L’étude sur le handling menée en 2014 à Lyon est achevée. «Ceci nous a permis d’avoir une analyse fine sur l’organisation qui pourrait être mise en place et sur la tarification qui pourrait être pratiquée», observe Marie-Christine Bernier. Le fonctionnement du handling, qu’il concerne le fret ou les passagers, a des contraintes similaires de respect des horaires, de qualité, de sûreté.

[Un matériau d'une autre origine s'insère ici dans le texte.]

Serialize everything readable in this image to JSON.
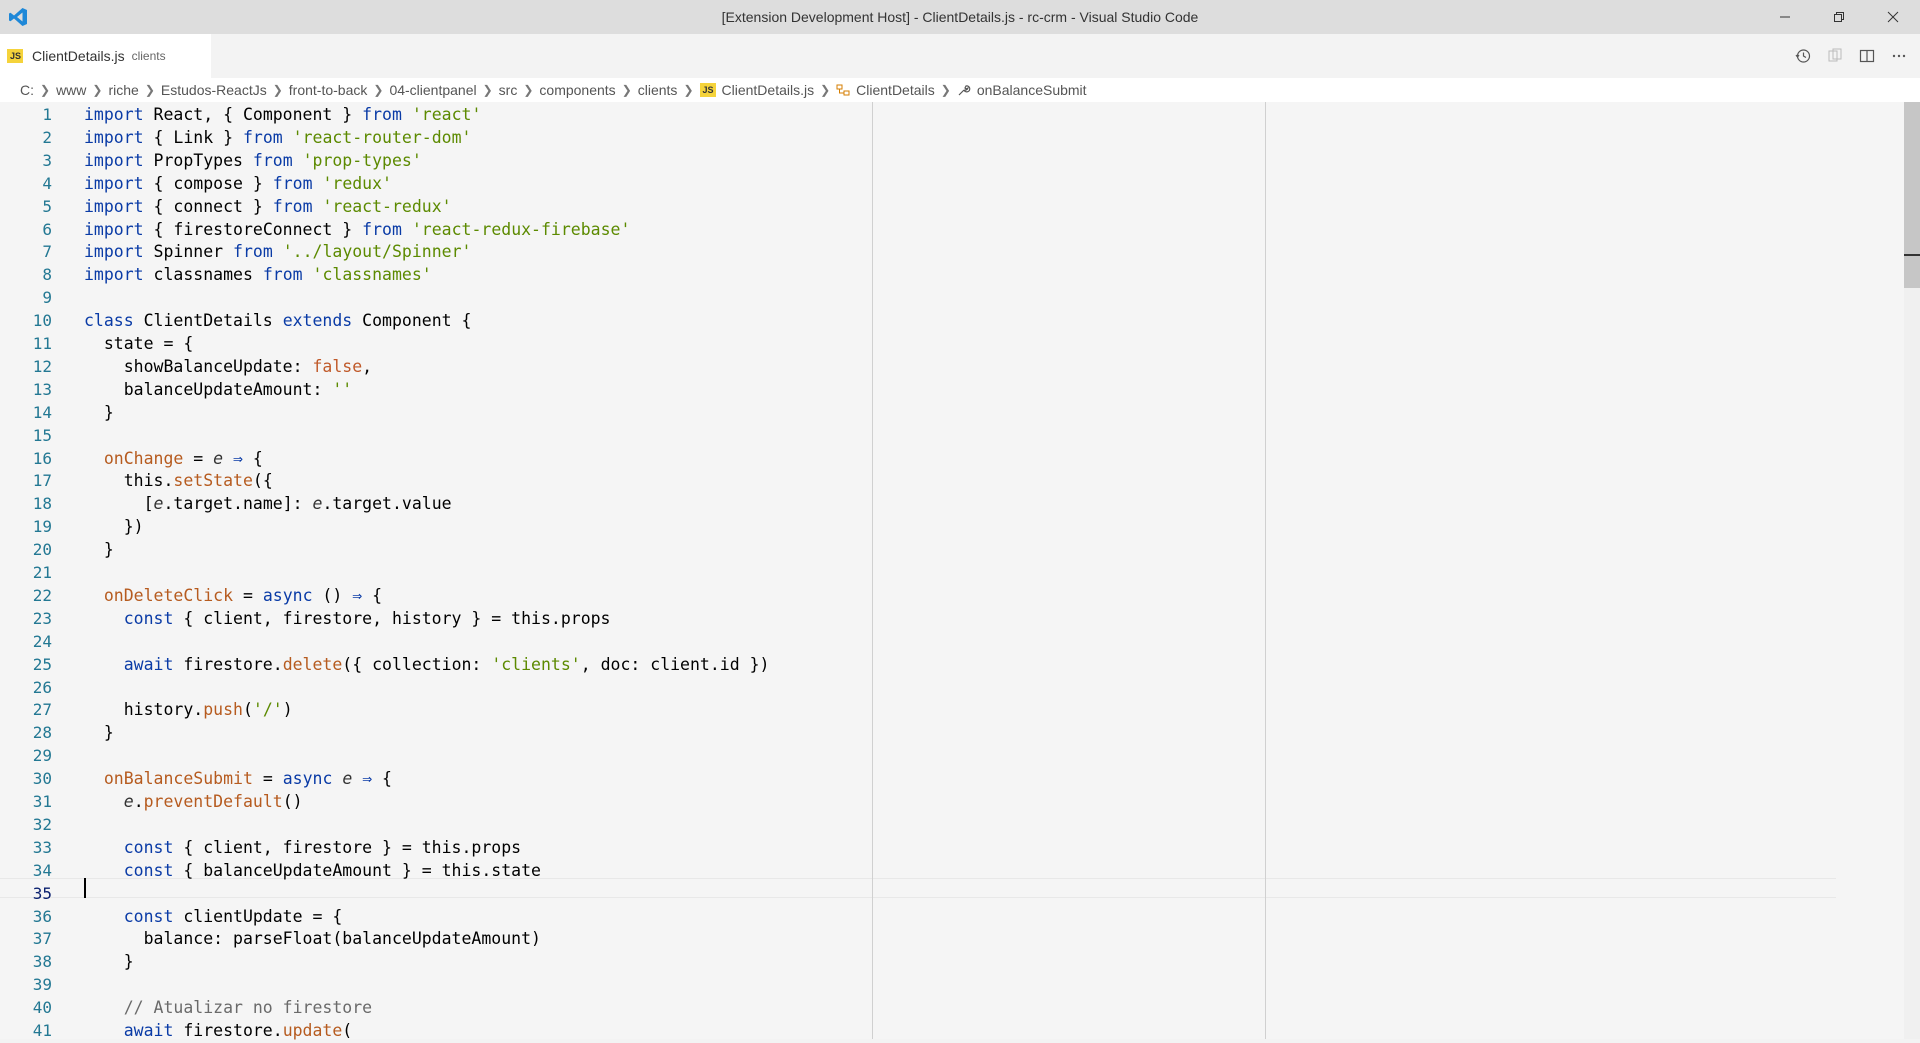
{
  "window": {
    "title": "[Extension Development Host] - ClientDetails.js - rc-crm - Visual Studio Code",
    "controls": [
      "minimize",
      "restore",
      "close"
    ]
  },
  "tab": {
    "filename": "ClientDetails.js",
    "description": "clients",
    "icon_label": "JS"
  },
  "tab_actions": [
    "timeline-icon",
    "compare-icon",
    "split-editor-icon",
    "more-actions-icon"
  ],
  "breadcrumb": {
    "items": [
      "C:",
      "www",
      "riche",
      "Estudos-ReactJs",
      "front-to-back",
      "04-clientpanel",
      "src",
      "components",
      "clients"
    ],
    "file": "ClientDetails.js",
    "symbol_class": "ClientDetails",
    "symbol_method": "onBalanceSubmit"
  },
  "editor": {
    "active_line": 35,
    "lines": [
      {
        "n": "1",
        "tokens": [
          [
            "kw",
            "import"
          ],
          [
            "",
            "React, { Component } "
          ],
          [
            "kw",
            "from"
          ],
          [
            "str",
            " 'react'"
          ]
        ]
      },
      {
        "n": "2",
        "tokens": [
          [
            "kw",
            "import"
          ],
          [
            "",
            "{ Link } "
          ],
          [
            "kw",
            "from"
          ],
          [
            "str",
            " 'react-router-dom'"
          ]
        ]
      },
      {
        "n": "3",
        "tokens": [
          [
            "kw",
            "import"
          ],
          [
            "",
            "PropTypes "
          ],
          [
            "kw",
            "from"
          ],
          [
            "str",
            " 'prop-types'"
          ]
        ]
      },
      {
        "n": "4",
        "tokens": [
          [
            "kw",
            "import"
          ],
          [
            "",
            "{ compose } "
          ],
          [
            "kw",
            "from"
          ],
          [
            "str",
            " 'redux'"
          ]
        ]
      },
      {
        "n": "5",
        "tokens": [
          [
            "kw",
            "import"
          ],
          [
            "",
            "{ connect } "
          ],
          [
            "kw",
            "from"
          ],
          [
            "str",
            " 'react-redux'"
          ]
        ]
      },
      {
        "n": "6",
        "tokens": [
          [
            "kw",
            "import"
          ],
          [
            "",
            "{ firestoreConnect } "
          ],
          [
            "kw",
            "from"
          ],
          [
            "str",
            " 'react-redux-firebase'"
          ]
        ]
      },
      {
        "n": "7",
        "tokens": [
          [
            "kw",
            "import"
          ],
          [
            "",
            "Spinner "
          ],
          [
            "kw",
            "from"
          ],
          [
            "str",
            " '../layout/Spinner'"
          ]
        ]
      },
      {
        "n": "8",
        "tokens": [
          [
            "kw",
            "import"
          ],
          [
            "",
            "classnames "
          ],
          [
            "kw",
            "from"
          ],
          [
            "str",
            " 'classnames'"
          ]
        ]
      },
      {
        "n": "9",
        "tokens": []
      },
      {
        "n": "10",
        "tokens": [
          [
            "kw",
            "class"
          ],
          [
            "",
            " ClientDetails "
          ],
          [
            "kw",
            "extends"
          ],
          [
            "",
            " Component {"
          ]
        ]
      },
      {
        "n": "11",
        "tokens": [
          [
            "",
            "  state = {"
          ]
        ]
      },
      {
        "n": "12",
        "tokens": [
          [
            "",
            "    showBalanceUpdate: "
          ],
          [
            "bool",
            "false"
          ],
          [
            "",
            ","
          ]
        ]
      },
      {
        "n": "13",
        "tokens": [
          [
            "",
            "    balanceUpdateAmount: "
          ],
          [
            "str",
            "''"
          ]
        ]
      },
      {
        "n": "14",
        "tokens": [
          [
            "",
            "  }"
          ]
        ]
      },
      {
        "n": "15",
        "tokens": []
      },
      {
        "n": "16",
        "tokens": [
          [
            "fn",
            "  onChange"
          ],
          [
            "",
            " = "
          ],
          [
            "it",
            "e"
          ],
          [
            "",
            " "
          ],
          [
            "kw",
            "⇒"
          ],
          [
            "",
            " {"
          ]
        ]
      },
      {
        "n": "17",
        "tokens": [
          [
            "",
            "    this."
          ],
          [
            "fn",
            "setState"
          ],
          [
            "",
            "({"
          ]
        ]
      },
      {
        "n": "18",
        "tokens": [
          [
            "",
            "      ["
          ],
          [
            "it",
            "e"
          ],
          [
            "",
            ".target.name]: "
          ],
          [
            "it",
            "e"
          ],
          [
            "",
            ".target.value"
          ]
        ]
      },
      {
        "n": "19",
        "tokens": [
          [
            "",
            "    })"
          ]
        ]
      },
      {
        "n": "20",
        "tokens": [
          [
            "",
            "  }"
          ]
        ]
      },
      {
        "n": "21",
        "tokens": []
      },
      {
        "n": "22",
        "tokens": [
          [
            "fn",
            "  onDeleteClick"
          ],
          [
            "",
            " = "
          ],
          [
            "kw",
            "async"
          ],
          [
            "",
            " () "
          ],
          [
            "kw",
            "⇒"
          ],
          [
            "",
            " {"
          ]
        ]
      },
      {
        "n": "23",
        "tokens": [
          [
            "kw",
            "    const"
          ],
          [
            "",
            " { client, firestore, history } = this.props"
          ]
        ]
      },
      {
        "n": "24",
        "tokens": []
      },
      {
        "n": "25",
        "tokens": [
          [
            "kw",
            "    await"
          ],
          [
            "",
            " firestore."
          ],
          [
            "fn",
            "delete"
          ],
          [
            "",
            "({ collection: "
          ],
          [
            "str",
            "'clients'"
          ],
          [
            "",
            ", doc: client.id })"
          ]
        ]
      },
      {
        "n": "26",
        "tokens": []
      },
      {
        "n": "27",
        "tokens": [
          [
            "",
            "    history."
          ],
          [
            "fn",
            "push"
          ],
          [
            "",
            "("
          ],
          [
            "str",
            "'/'"
          ],
          [
            "",
            ")"
          ]
        ]
      },
      {
        "n": "28",
        "tokens": [
          [
            "",
            "  }"
          ]
        ]
      },
      {
        "n": "29",
        "tokens": []
      },
      {
        "n": "30",
        "tokens": [
          [
            "fn",
            "  onBalanceSubmit"
          ],
          [
            "",
            " = "
          ],
          [
            "kw",
            "async"
          ],
          [
            "",
            " "
          ],
          [
            "it",
            "e"
          ],
          [
            "",
            " "
          ],
          [
            "kw",
            "⇒"
          ],
          [
            "",
            " {"
          ]
        ]
      },
      {
        "n": "31",
        "tokens": [
          [
            "",
            "    "
          ],
          [
            "it",
            "e"
          ],
          [
            "",
            "."
          ],
          [
            "fn",
            "preventDefault"
          ],
          [
            "",
            "()"
          ]
        ]
      },
      {
        "n": "32",
        "tokens": []
      },
      {
        "n": "33",
        "tokens": [
          [
            "kw",
            "    const"
          ],
          [
            "",
            " { client, firestore } = this.props"
          ]
        ]
      },
      {
        "n": "34",
        "tokens": [
          [
            "kw",
            "    const"
          ],
          [
            "",
            " { balanceUpdateAmount } = this.state"
          ]
        ]
      },
      {
        "n": "35",
        "tokens": []
      },
      {
        "n": "36",
        "tokens": [
          [
            "kw",
            "    const"
          ],
          [
            "",
            " clientUpdate = {"
          ]
        ]
      },
      {
        "n": "37",
        "tokens": [
          [
            "",
            "      balance: parseFloat(balanceUpdateAmount)"
          ]
        ]
      },
      {
        "n": "38",
        "tokens": [
          [
            "",
            "    }"
          ]
        ]
      },
      {
        "n": "39",
        "tokens": []
      },
      {
        "n": "40",
        "tokens": [
          [
            "cm",
            "    // Atualizar no firestore"
          ]
        ]
      },
      {
        "n": "41",
        "tokens": [
          [
            "kw",
            "    await"
          ],
          [
            "",
            " firestore."
          ],
          [
            "fn",
            "update"
          ],
          [
            "",
            "("
          ]
        ]
      }
    ]
  },
  "colors": {
    "keyword": "#0a3ba6",
    "string": "#5c8a00",
    "function": "#b65b1f",
    "comment": "#6a6a6a",
    "line_number": "#237893"
  }
}
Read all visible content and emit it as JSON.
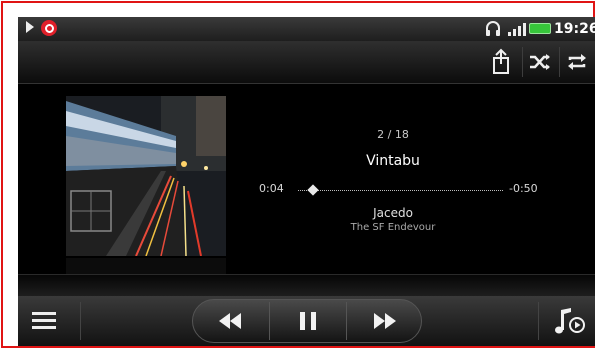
{
  "status_bar": {
    "time": "19:26",
    "icons": [
      "play-indicator-icon",
      "beats-audio-icon",
      "headset-icon",
      "signal-icon",
      "battery-icon"
    ],
    "battery_color": "#37c63b",
    "beats_color": "#e0202a"
  },
  "toolbar": {
    "icons": [
      "share-icon",
      "shuffle-icon",
      "repeat-icon"
    ]
  },
  "player": {
    "track_index": "2 / 18",
    "title": "Vintabu",
    "elapsed": "0:04",
    "remaining": "-0:50",
    "progress_fraction": 0.074,
    "artist": "Jacedo",
    "album": "The SF Endevour"
  },
  "controls": {
    "icons": [
      "menu-icon",
      "previous-icon",
      "pause-icon",
      "next-icon",
      "now-playing-list-icon"
    ]
  },
  "frame_color": "#e01414"
}
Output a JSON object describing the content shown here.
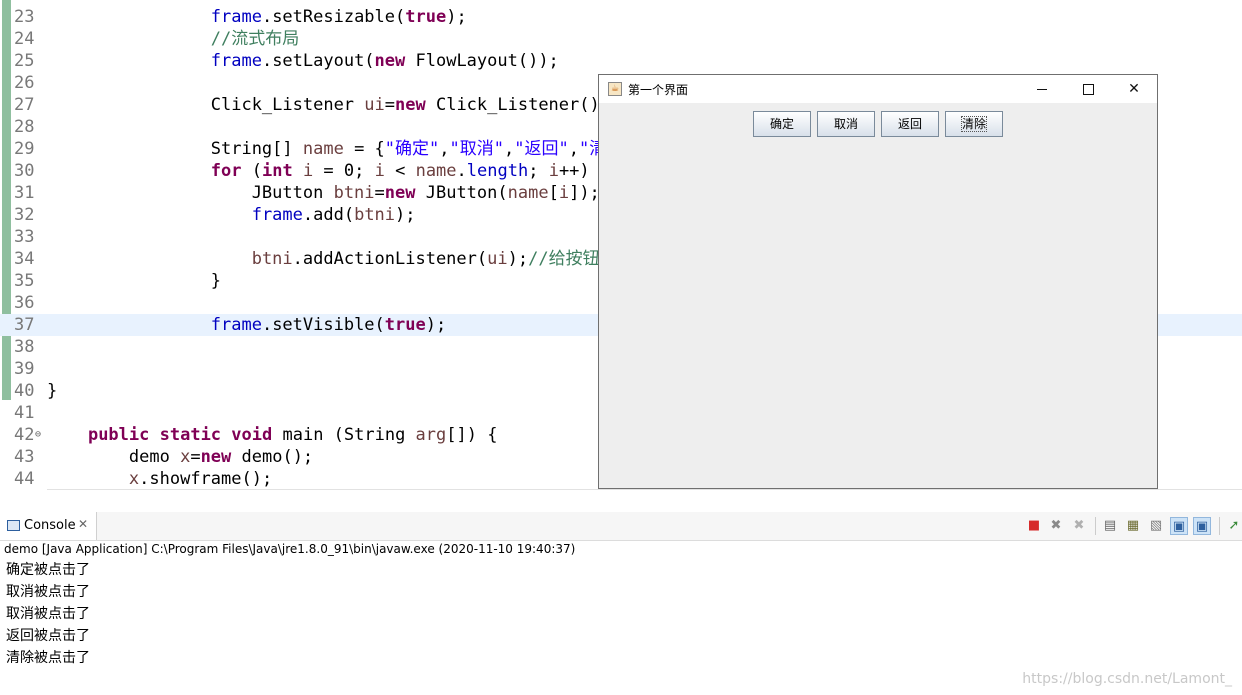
{
  "editor": {
    "lines": [
      {
        "num": "23",
        "segments": [
          {
            "t": "                ",
            "c": ""
          },
          {
            "t": "frame",
            "c": "fd"
          },
          {
            "t": ".setResizable(",
            "c": ""
          },
          {
            "t": "true",
            "c": "kw"
          },
          {
            "t": ");",
            "c": ""
          }
        ]
      },
      {
        "num": "24",
        "segments": [
          {
            "t": "                ",
            "c": ""
          },
          {
            "t": "//流式布局",
            "c": "cm"
          }
        ]
      },
      {
        "num": "25",
        "segments": [
          {
            "t": "                ",
            "c": ""
          },
          {
            "t": "frame",
            "c": "fd"
          },
          {
            "t": ".setLayout(",
            "c": ""
          },
          {
            "t": "new",
            "c": "kw"
          },
          {
            "t": " FlowLayout());",
            "c": ""
          }
        ]
      },
      {
        "num": "26",
        "segments": []
      },
      {
        "num": "27",
        "segments": [
          {
            "t": "                Click_Listener ",
            "c": ""
          },
          {
            "t": "ui",
            "c": "vr"
          },
          {
            "t": "=",
            "c": ""
          },
          {
            "t": "new",
            "c": "kw"
          },
          {
            "t": " Click_Listener();",
            "c": ""
          }
        ]
      },
      {
        "num": "28",
        "segments": []
      },
      {
        "num": "29",
        "segments": [
          {
            "t": "                String[] ",
            "c": ""
          },
          {
            "t": "name",
            "c": "vr"
          },
          {
            "t": " = {",
            "c": ""
          },
          {
            "t": "\"确定\"",
            "c": "st"
          },
          {
            "t": ",",
            "c": ""
          },
          {
            "t": "\"取消\"",
            "c": "st"
          },
          {
            "t": ",",
            "c": ""
          },
          {
            "t": "\"返回\"",
            "c": "st"
          },
          {
            "t": ",",
            "c": ""
          },
          {
            "t": "\"清除\"",
            "c": "st"
          },
          {
            "t": "};",
            "c": ""
          }
        ]
      },
      {
        "num": "30",
        "segments": [
          {
            "t": "                ",
            "c": ""
          },
          {
            "t": "for",
            "c": "kw"
          },
          {
            "t": " (",
            "c": ""
          },
          {
            "t": "int",
            "c": "kw"
          },
          {
            "t": " ",
            "c": ""
          },
          {
            "t": "i",
            "c": "vr"
          },
          {
            "t": " = 0; ",
            "c": ""
          },
          {
            "t": "i",
            "c": "vr"
          },
          {
            "t": " < ",
            "c": ""
          },
          {
            "t": "name",
            "c": "vr"
          },
          {
            "t": ".",
            "c": ""
          },
          {
            "t": "length",
            "c": "fd"
          },
          {
            "t": "; ",
            "c": ""
          },
          {
            "t": "i",
            "c": "vr"
          },
          {
            "t": "++) {",
            "c": ""
          }
        ]
      },
      {
        "num": "31",
        "segments": [
          {
            "t": "                    JButton ",
            "c": ""
          },
          {
            "t": "btni",
            "c": "vr"
          },
          {
            "t": "=",
            "c": ""
          },
          {
            "t": "new",
            "c": "kw"
          },
          {
            "t": " JButton(",
            "c": ""
          },
          {
            "t": "name",
            "c": "vr"
          },
          {
            "t": "[",
            "c": ""
          },
          {
            "t": "i",
            "c": "vr"
          },
          {
            "t": "]);",
            "c": ""
          }
        ]
      },
      {
        "num": "32",
        "segments": [
          {
            "t": "                    ",
            "c": ""
          },
          {
            "t": "frame",
            "c": "fd"
          },
          {
            "t": ".add(",
            "c": ""
          },
          {
            "t": "btni",
            "c": "vr"
          },
          {
            "t": ");",
            "c": ""
          }
        ]
      },
      {
        "num": "33",
        "segments": []
      },
      {
        "num": "34",
        "segments": [
          {
            "t": "                    ",
            "c": ""
          },
          {
            "t": "btni",
            "c": "vr"
          },
          {
            "t": ".addActionListener(",
            "c": ""
          },
          {
            "t": "ui",
            "c": "vr"
          },
          {
            "t": ");",
            "c": ""
          },
          {
            "t": "//给按钮添",
            "c": "cm"
          }
        ]
      },
      {
        "num": "35",
        "segments": [
          {
            "t": "                }",
            "c": ""
          }
        ]
      },
      {
        "num": "36",
        "segments": []
      },
      {
        "num": "37",
        "segments": [
          {
            "t": "                ",
            "c": ""
          },
          {
            "t": "frame",
            "c": "fd"
          },
          {
            "t": ".setVisible(",
            "c": ""
          },
          {
            "t": "true",
            "c": "kw"
          },
          {
            "t": ");",
            "c": ""
          }
        ],
        "current": true
      },
      {
        "num": "38",
        "segments": []
      },
      {
        "num": "39",
        "segments": []
      },
      {
        "num": "40",
        "segments": [
          {
            "t": "}",
            "c": ""
          }
        ]
      },
      {
        "num": "41",
        "segments": []
      },
      {
        "num": "42",
        "segments": [
          {
            "t": "    ",
            "c": ""
          },
          {
            "t": "public",
            "c": "kw"
          },
          {
            "t": " ",
            "c": ""
          },
          {
            "t": "static",
            "c": "kw"
          },
          {
            "t": " ",
            "c": ""
          },
          {
            "t": "void",
            "c": "kw"
          },
          {
            "t": " main (String ",
            "c": ""
          },
          {
            "t": "arg",
            "c": "vr"
          },
          {
            "t": "[]) {",
            "c": ""
          }
        ],
        "fold": "⊖"
      },
      {
        "num": "43",
        "segments": [
          {
            "t": "        demo ",
            "c": ""
          },
          {
            "t": "x",
            "c": "vr"
          },
          {
            "t": "=",
            "c": ""
          },
          {
            "t": "new",
            "c": "kw"
          },
          {
            "t": " demo();",
            "c": ""
          }
        ]
      },
      {
        "num": "44",
        "segments": [
          {
            "t": "        ",
            "c": ""
          },
          {
            "t": "x",
            "c": "vr"
          },
          {
            "t": ".showframe();",
            "c": ""
          }
        ]
      }
    ],
    "scroll_arrow": "<"
  },
  "swing_window": {
    "title": "第一个界面",
    "buttons": [
      "确定",
      "取消",
      "返回",
      "清除"
    ],
    "close_glyph": "✕"
  },
  "console": {
    "tab_label": "Console",
    "tab_close": "✕",
    "launch_info": "demo [Java Application] C:\\Program Files\\Java\\jre1.8.0_91\\bin\\javaw.exe  (2020-11-10 19:40:37)",
    "output": [
      "确定被点击了",
      "取消被点击了",
      "取消被点击了",
      "返回被点击了",
      "清除被点击了"
    ],
    "toolbar": [
      {
        "name": "terminate-icon",
        "glyph": "■",
        "color": "#d62b2b"
      },
      {
        "name": "remove-launch-icon",
        "glyph": "✖",
        "color": "#8a8a8a"
      },
      {
        "name": "remove-all-terminated-icon",
        "glyph": "✖",
        "color": "#b0b0b0"
      },
      {
        "name": "clear-console-icon",
        "glyph": "▤",
        "color": "#666666"
      },
      {
        "name": "scroll-lock-icon",
        "glyph": "▦",
        "color": "#6b6b30"
      },
      {
        "name": "word-wrap-icon",
        "glyph": "▧",
        "color": "#7a7a7a"
      },
      {
        "name": "show-on-stdout-icon",
        "glyph": "▣",
        "color": "#2d5f9e",
        "active": true
      },
      {
        "name": "show-on-stderr-icon",
        "glyph": "▣",
        "color": "#2d5f9e",
        "active": true
      },
      {
        "name": "pin-console-icon",
        "glyph": "➚",
        "color": "#3a8a3a"
      }
    ]
  },
  "watermark": "https://blog.csdn.net/Lamont_"
}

Voici quelques mois, le député-maire Jean-Pierre Blazy a attiré spontanément l’attention d’Alain Vidalies, secrétaire d’État aux Transports sur le projet Euro Carex lui rappelant le bien-fondé de ce dossier qui aurait «un impact positif sur l’économie, l’emploi et l’environnement» mais auquel il manque «un plan stratégique au niveau européen conditionnant sa poursuite». L’ensemble du coût du projet est évalué à un milliard d’euros, dont 150 millions pour le site de Roissy-Carex. Jean-Pierre Blazy estime nécessaire «d’ajouter ce projet à la liste française (32 projets) adressée à Bruxelles dans le cadre du plan d’investissements européen Juncker». Dans la réponse, les services d'Alain Vidalies indiquent que ce projet «doit encore faire l’objet d’un travail important, d’une part, de démonstration de son potentiel de rentabilité et, d’autre part, de sa capacité à fédérer les acteurs». Penchant davantage semble-t-il pour une inscription sur le programme pluriannuel européen CEF (anciennement RTE-T) que sur le plan Juncker car plus adapté au rail et particulièrement aux investissements situés sur les corridors européens ce qui est le cas de l’ensemble des railports, Jean-Pierre Grafe, président du conseil d’administration d’Euro Carex et ancien ministre du gouvernement belge, dans sa lettre au ministre, du 9 octobre dernier, a fait valoir les éléments et caractéristiques de ce projet d’envergure. L’impératif en ce moment est de remobiliser les acteurs publics et privés pour arriver à trouver des fonds pour lancer une nouvelle expérimentation pour prouver que ce service a sa pertinence. Bernard Sinou et ses alter ego des railports doivent peaufiner leurs arguments et faire un gros travail de lobbying auprès de toutes les instances, publiques et privées, utiles pour faire avancer ce projet…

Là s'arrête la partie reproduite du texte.